Saturday, January 23, 2010
The Writing Life: Simmered or Sauteed?
I have some very good news! I started off the new year pledging to spend quality time on my second novel, and so far I’ve been keeping my resolution. It feels so good. Of course, some things had to give and one of the major things was my blogging and Internet time, so that’s why you haven’t seen me around for a while. I sensed that Blogland took the same energy I use for my writing, and if my renewed productivity is any indication, I think I was right on target.
But my plan is not to disappear completely. I’m going to take a page from fellow erotica writer Craig Sorensen and post a short, but hopefully thought-provoking blog once a week(end). To keep focused, I’m generally going to be talking about my writing process and what’s different about writing a second novel. Since almost everyone wants to write a novel (a screenplay is rather like a novel), whether first, second, or whatever, I’m hoping my confessions will be of interest to you no matter where you are in your own process! If you have comments or words of advice, please feel free to share your wisdom. I need it!
This week I’ll start with a very simple observation about how I seem to create new work. You may have been wondering about the purpose of the cookie pictures. No, it’s not just food porn, although that always has its charms, but I was thinking I could use the photos from the travelblog I probably won’t finish to illustrate my point. On the way out of Amish Country, we stopped at the Springerle House in Strasburg for some edible souvenirs. I had to buy three different flavors of the beautiful springerle specialties, of course, but they also had “regular” cookies, including cranberry white chocolate drop cookies (top left in photo). My family split each cookie four ways when we reached our hotel right off the Mall in Washington.

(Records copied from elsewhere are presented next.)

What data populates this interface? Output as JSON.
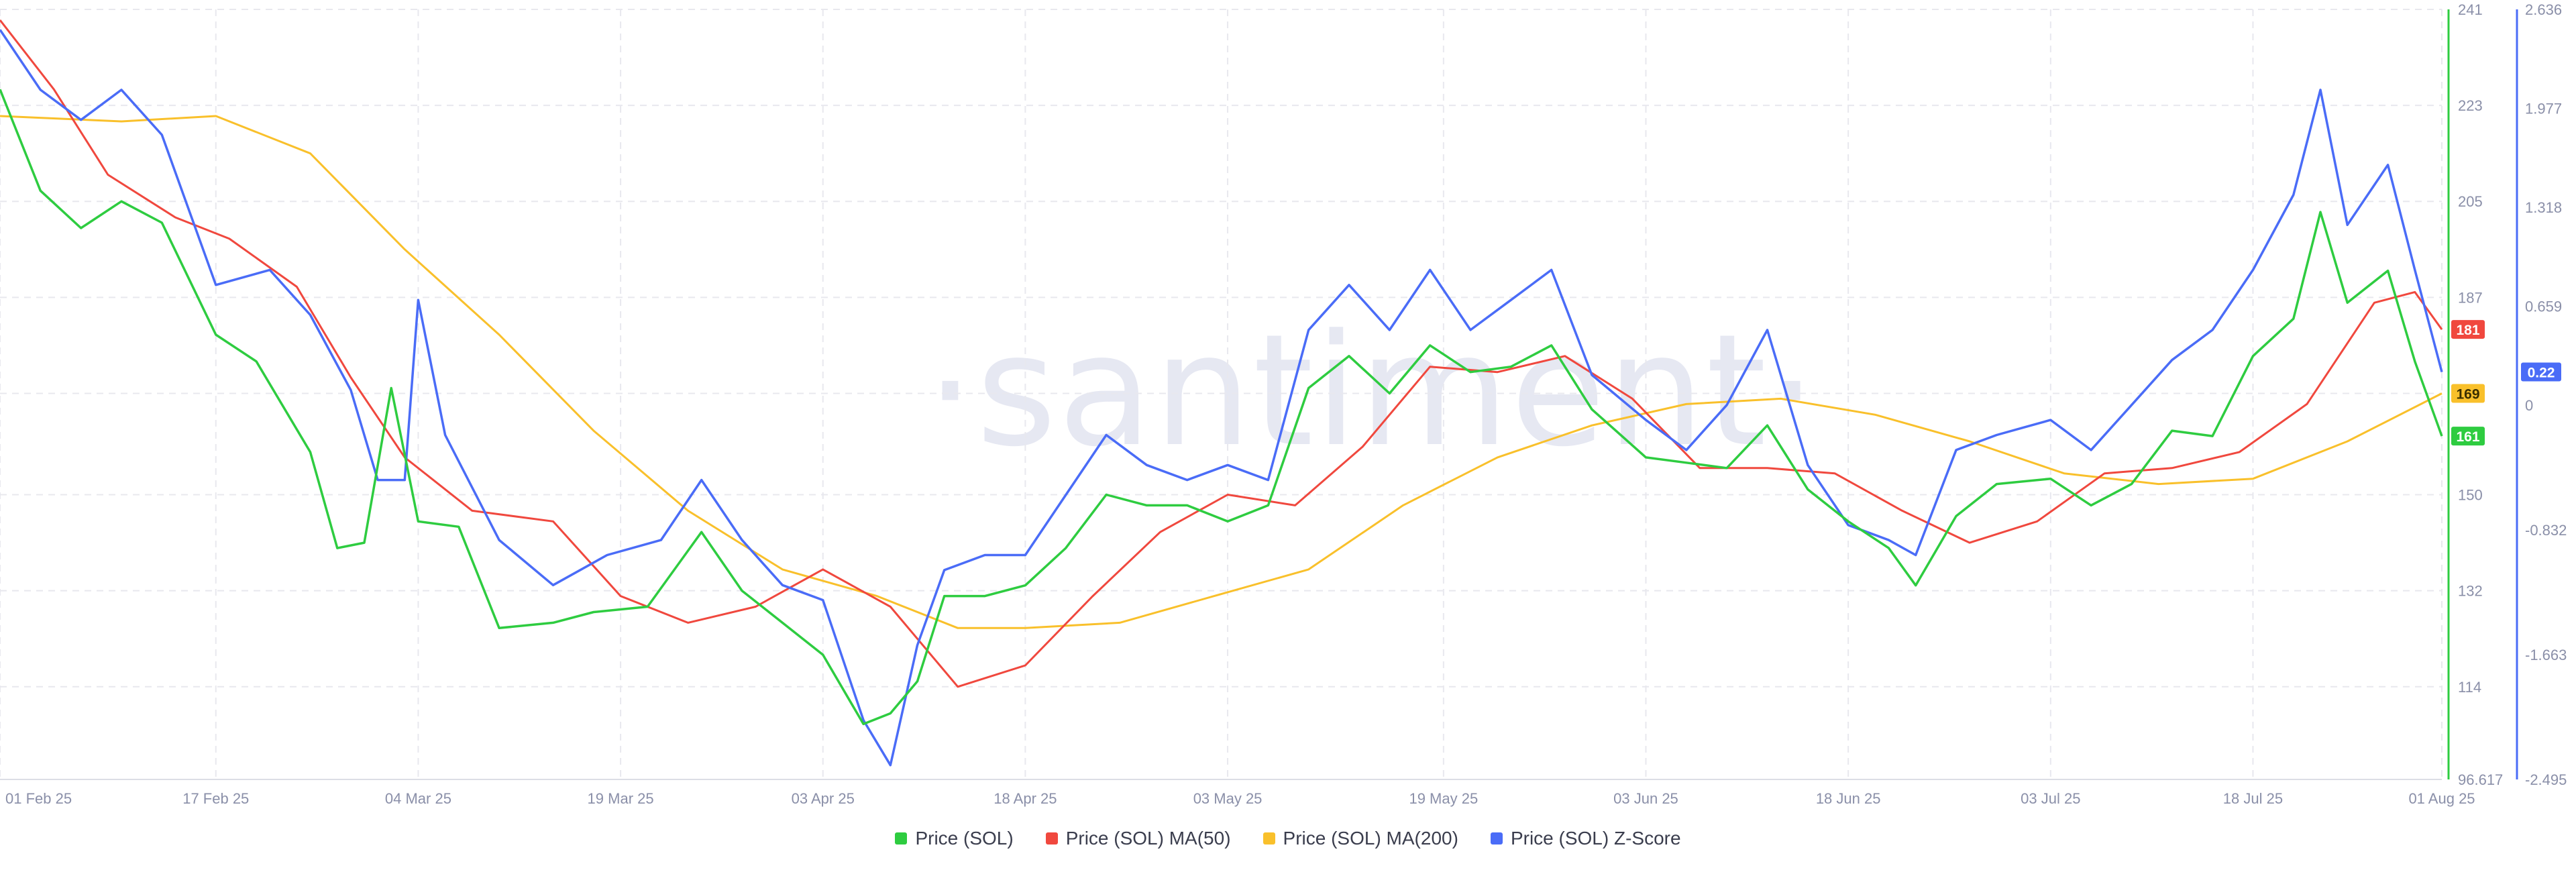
{
  "watermark": "·santiment·",
  "colors": {
    "price": "#2ecc40",
    "ma50": "#f0483e",
    "ma200": "#f9c02b",
    "zscore": "#4a6cf7",
    "grid": "#e8e8ee",
    "tick": "#8a8fa8"
  },
  "chart_data": {
    "type": "line",
    "x_ticks": [
      "01 Feb 25",
      "17 Feb 25",
      "04 Mar 25",
      "19 Mar 25",
      "03 Apr 25",
      "18 Apr 25",
      "03 May 25",
      "19 May 25",
      "03 Jun 25",
      "18 Jun 25",
      "03 Jul 25",
      "18 Jul 25",
      "01 Aug 25"
    ],
    "xlim": [
      "01 Feb 25",
      "01 Aug 25"
    ],
    "y_left": {
      "ticks": [
        "241",
        "223",
        "205",
        "187",
        "169",
        "150",
        "132",
        "114",
        "96.617"
      ],
      "range": [
        96.617,
        241
      ],
      "color": "#2ecc40"
    },
    "y_right": {
      "ticks": [
        "2.636",
        "1.977",
        "1.318",
        "0.659",
        "0",
        "-0.832",
        "-1.663",
        "-2.495"
      ],
      "range": [
        -2.495,
        2.636
      ],
      "color": "#4a6cf7"
    },
    "grid": true,
    "legend_position": "bottom-center",
    "last_value_badges": [
      {
        "label": "181",
        "color": "#f0483e",
        "axis": "left"
      },
      {
        "label": "169",
        "color": "#f9c02b",
        "axis": "left"
      },
      {
        "label": "161",
        "color": "#2ecc40",
        "axis": "left"
      },
      {
        "label": "0.22",
        "color": "#4a6cf7",
        "axis": "right"
      }
    ],
    "series": [
      {
        "name": "Price (SOL)",
        "axis": "left",
        "color": "#2ecc40",
        "points": [
          [
            "01 Feb 25",
            226
          ],
          [
            "04 Feb 25",
            207
          ],
          [
            "07 Feb 25",
            200
          ],
          [
            "10 Feb 25",
            205
          ],
          [
            "13 Feb 25",
            201
          ],
          [
            "17 Feb 25",
            180
          ],
          [
            "20 Feb 25",
            175
          ],
          [
            "24 Feb 25",
            158
          ],
          [
            "26 Feb 25",
            140
          ],
          [
            "28 Feb 25",
            141
          ],
          [
            "02 Mar 25",
            170
          ],
          [
            "04 Mar 25",
            145
          ],
          [
            "07 Mar 25",
            144
          ],
          [
            "10 Mar 25",
            125
          ],
          [
            "14 Mar 25",
            126
          ],
          [
            "17 Mar 25",
            128
          ],
          [
            "21 Mar 25",
            129
          ],
          [
            "25 Mar 25",
            143
          ],
          [
            "28 Mar 25",
            132
          ],
          [
            "31 Mar 25",
            126
          ],
          [
            "03 Apr 25",
            120
          ],
          [
            "06 Apr 25",
            107
          ],
          [
            "08 Apr 25",
            109
          ],
          [
            "10 Apr 25",
            115
          ],
          [
            "12 Apr 25",
            131
          ],
          [
            "15 Apr 25",
            131
          ],
          [
            "18 Apr 25",
            133
          ],
          [
            "21 Apr 25",
            140
          ],
          [
            "24 Apr 25",
            150
          ],
          [
            "27 Apr 25",
            148
          ],
          [
            "30 Apr 25",
            148
          ],
          [
            "03 May 25",
            145
          ],
          [
            "06 May 25",
            148
          ],
          [
            "09 May 25",
            170
          ],
          [
            "12 May 25",
            176
          ],
          [
            "15 May 25",
            169
          ],
          [
            "18 May 25",
            178
          ],
          [
            "21 May 25",
            173
          ],
          [
            "24 May 25",
            174
          ],
          [
            "27 May 25",
            178
          ],
          [
            "30 May 25",
            166
          ],
          [
            "03 Jun 25",
            157
          ],
          [
            "06 Jun 25",
            156
          ],
          [
            "09 Jun 25",
            155
          ],
          [
            "12 Jun 25",
            163
          ],
          [
            "15 Jun 25",
            151
          ],
          [
            "18 Jun 25",
            145
          ],
          [
            "21 Jun 25",
            140
          ],
          [
            "23 Jun 25",
            133
          ],
          [
            "26 Jun 25",
            146
          ],
          [
            "29 Jun 25",
            152
          ],
          [
            "03 Jul 25",
            153
          ],
          [
            "06 Jul 25",
            148
          ],
          [
            "09 Jul 25",
            152
          ],
          [
            "12 Jul 25",
            162
          ],
          [
            "15 Jul 25",
            161
          ],
          [
            "18 Jul 25",
            176
          ],
          [
            "21 Jul 25",
            183
          ],
          [
            "23 Jul 25",
            203
          ],
          [
            "25 Jul 25",
            186
          ],
          [
            "28 Jul 25",
            192
          ],
          [
            "30 Jul 25",
            175
          ],
          [
            "01 Aug 25",
            161
          ]
        ]
      },
      {
        "name": "Price (SOL) MA(50)",
        "axis": "left",
        "color": "#f0483e",
        "points": [
          [
            "01 Feb 25",
            239
          ],
          [
            "05 Feb 25",
            226
          ],
          [
            "09 Feb 25",
            210
          ],
          [
            "14 Feb 25",
            202
          ],
          [
            "18 Feb 25",
            198
          ],
          [
            "23 Feb 25",
            189
          ],
          [
            "27 Feb 25",
            172
          ],
          [
            "03 Mar 25",
            157
          ],
          [
            "08 Mar 25",
            147
          ],
          [
            "14 Mar 25",
            145
          ],
          [
            "19 Mar 25",
            131
          ],
          [
            "24 Mar 25",
            126
          ],
          [
            "29 Mar 25",
            129
          ],
          [
            "03 Apr 25",
            136
          ],
          [
            "08 Apr 25",
            129
          ],
          [
            "13 Apr 25",
            114
          ],
          [
            "18 Apr 25",
            118
          ],
          [
            "23 Apr 25",
            131
          ],
          [
            "28 Apr 25",
            143
          ],
          [
            "03 May 25",
            150
          ],
          [
            "08 May 25",
            148
          ],
          [
            "13 May 25",
            159
          ],
          [
            "18 May 25",
            174
          ],
          [
            "23 May 25",
            173
          ],
          [
            "28 May 25",
            176
          ],
          [
            "02 Jun 25",
            168
          ],
          [
            "07 Jun 25",
            155
          ],
          [
            "12 Jun 25",
            155
          ],
          [
            "17 Jun 25",
            154
          ],
          [
            "22 Jun 25",
            147
          ],
          [
            "27 Jun 25",
            141
          ],
          [
            "02 Jul 25",
            145
          ],
          [
            "07 Jul 25",
            154
          ],
          [
            "12 Jul 25",
            155
          ],
          [
            "17 Jul 25",
            158
          ],
          [
            "22 Jul 25",
            167
          ],
          [
            "27 Jul 25",
            186
          ],
          [
            "30 Jul 25",
            188
          ],
          [
            "01 Aug 25",
            181
          ]
        ]
      },
      {
        "name": "Price (SOL) MA(200)",
        "axis": "left",
        "color": "#f9c02b",
        "points": [
          [
            "01 Feb 25",
            221
          ],
          [
            "10 Feb 25",
            220
          ],
          [
            "17 Feb 25",
            221
          ],
          [
            "24 Feb 25",
            214
          ],
          [
            "03 Mar 25",
            196
          ],
          [
            "10 Mar 25",
            180
          ],
          [
            "17 Mar 25",
            162
          ],
          [
            "24 Mar 25",
            147
          ],
          [
            "31 Mar 25",
            136
          ],
          [
            "07 Apr 25",
            131
          ],
          [
            "13 Apr 25",
            125
          ],
          [
            "18 Apr 25",
            125
          ],
          [
            "25 Apr 25",
            126
          ],
          [
            "02 May 25",
            131
          ],
          [
            "09 May 25",
            136
          ],
          [
            "16 May 25",
            148
          ],
          [
            "23 May 25",
            157
          ],
          [
            "30 May 25",
            163
          ],
          [
            "06 Jun 25",
            167
          ],
          [
            "13 Jun 25",
            168
          ],
          [
            "20 Jun 25",
            165
          ],
          [
            "27 Jun 25",
            160
          ],
          [
            "04 Jul 25",
            154
          ],
          [
            "11 Jul 25",
            152
          ],
          [
            "18 Jul 25",
            153
          ],
          [
            "25 Jul 25",
            160
          ],
          [
            "01 Aug 25",
            169
          ]
        ]
      },
      {
        "name": "Price (SOL) Z-Score",
        "axis": "right",
        "color": "#4a6cf7",
        "points": [
          [
            "01 Feb 25",
            2.5
          ],
          [
            "04 Feb 25",
            2.1
          ],
          [
            "07 Feb 25",
            1.9
          ],
          [
            "10 Feb 25",
            2.1
          ],
          [
            "13 Feb 25",
            1.8
          ],
          [
            "17 Feb 25",
            0.8
          ],
          [
            "21 Feb 25",
            0.9
          ],
          [
            "24 Feb 25",
            0.6
          ],
          [
            "27 Feb 25",
            0.1
          ],
          [
            "01 Mar 25",
            -0.5
          ],
          [
            "03 Mar 25",
            -0.5
          ],
          [
            "04 Mar 25",
            0.7
          ],
          [
            "06 Mar 25",
            -0.2
          ],
          [
            "10 Mar 25",
            -0.9
          ],
          [
            "14 Mar 25",
            -1.2
          ],
          [
            "18 Mar 25",
            -1.0
          ],
          [
            "22 Mar 25",
            -0.9
          ],
          [
            "25 Mar 25",
            -0.5
          ],
          [
            "28 Mar 25",
            -0.9
          ],
          [
            "31 Mar 25",
            -1.2
          ],
          [
            "03 Apr 25",
            -1.3
          ],
          [
            "06 Apr 25",
            -2.1
          ],
          [
            "08 Apr 25",
            -2.4
          ],
          [
            "10 Apr 25",
            -1.6
          ],
          [
            "12 Apr 25",
            -1.1
          ],
          [
            "15 Apr 25",
            -1.0
          ],
          [
            "18 Apr 25",
            -1.0
          ],
          [
            "21 Apr 25",
            -0.6
          ],
          [
            "24 Apr 25",
            -0.2
          ],
          [
            "27 Apr 25",
            -0.4
          ],
          [
            "30 Apr 25",
            -0.5
          ],
          [
            "03 May 25",
            -0.4
          ],
          [
            "06 May 25",
            -0.5
          ],
          [
            "09 May 25",
            0.5
          ],
          [
            "12 May 25",
            0.8
          ],
          [
            "15 May 25",
            0.5
          ],
          [
            "18 May 25",
            0.9
          ],
          [
            "21 May 25",
            0.5
          ],
          [
            "24 May 25",
            0.7
          ],
          [
            "27 May 25",
            0.9
          ],
          [
            "30 May 25",
            0.2
          ],
          [
            "03 Jun 25",
            -0.1
          ],
          [
            "06 Jun 25",
            -0.3
          ],
          [
            "09 Jun 25",
            0.0
          ],
          [
            "12 Jun 25",
            0.5
          ],
          [
            "15 Jun 25",
            -0.4
          ],
          [
            "18 Jun 25",
            -0.8
          ],
          [
            "21 Jun 25",
            -0.9
          ],
          [
            "23 Jun 25",
            -1.0
          ],
          [
            "26 Jun 25",
            -0.3
          ],
          [
            "29 Jun 25",
            -0.2
          ],
          [
            "03 Jul 25",
            -0.1
          ],
          [
            "06 Jul 25",
            -0.3
          ],
          [
            "09 Jul 25",
            0.0
          ],
          [
            "12 Jul 25",
            0.3
          ],
          [
            "15 Jul 25",
            0.5
          ],
          [
            "18 Jul 25",
            0.9
          ],
          [
            "21 Jul 25",
            1.4
          ],
          [
            "23 Jul 25",
            2.1
          ],
          [
            "25 Jul 25",
            1.2
          ],
          [
            "28 Jul 25",
            1.6
          ],
          [
            "30 Jul 25",
            0.9
          ],
          [
            "01 Aug 25",
            0.22
          ]
        ]
      }
    ]
  }
}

The results were surprising. The vanilla, lemon and orange-flavored springerle—these three "renegade" varieties had called to me most from the bakery case--were bland with a sandy texture (and not in a good way). The best of the lot was the anise, the traditional flavor, which I assumed my kids would hate. But the moist-sand texture worked well with the spark of licorice, and as my son said, “Springerle were meant to be like this. You can tell.”
We then moved on to the “ordinary” cookies, the ones that weren’t house specialties. And what do you know, they were really superior! Buttery, moist, complex in flavor. The cranberry were special favorites. I’d make a trip across town for these cookies. To think most patrons would just buy the good-looking, famous cookies and would miss the chance for the truly quality sensual experience.
Appearances can be deceiving, and I might launch into a discussion of looksism and celebrity, but I have another point to make about surfaces and depth. Indeed I made a delightful discovery about my new novel. I thought I was neglecting it for a year, but in fact, subtle, quiet things were happening. Once I opened the door and started paying active attention, whole scenes leaped into my head, characters came forward to reveal their secrets, then they got to chattering away with each other in the most illuminating way. Yes, I would be much farther along if I’d given them more time last year, but somehow they’ve been getting their job done without me.
For me writing takes a lot of time. Sometimes the work happens on the page through dozens of drafts. And sometimes more of it happens in my head as I replay and rethink the story on my morning walks, in the shower or while I’m doing the dishes. Sometimes the story is actively sautéed on the front burner, sometimes it simmers in the back, getting richer and thicker all on its own. Since it’s soup season, I suppose it is especially appropriate that I'm tasting the fruits of the latter approach.
The truth isn't always what you see. We all know to look beyond the obvious, but--obviously--sometimes I need a little reminding.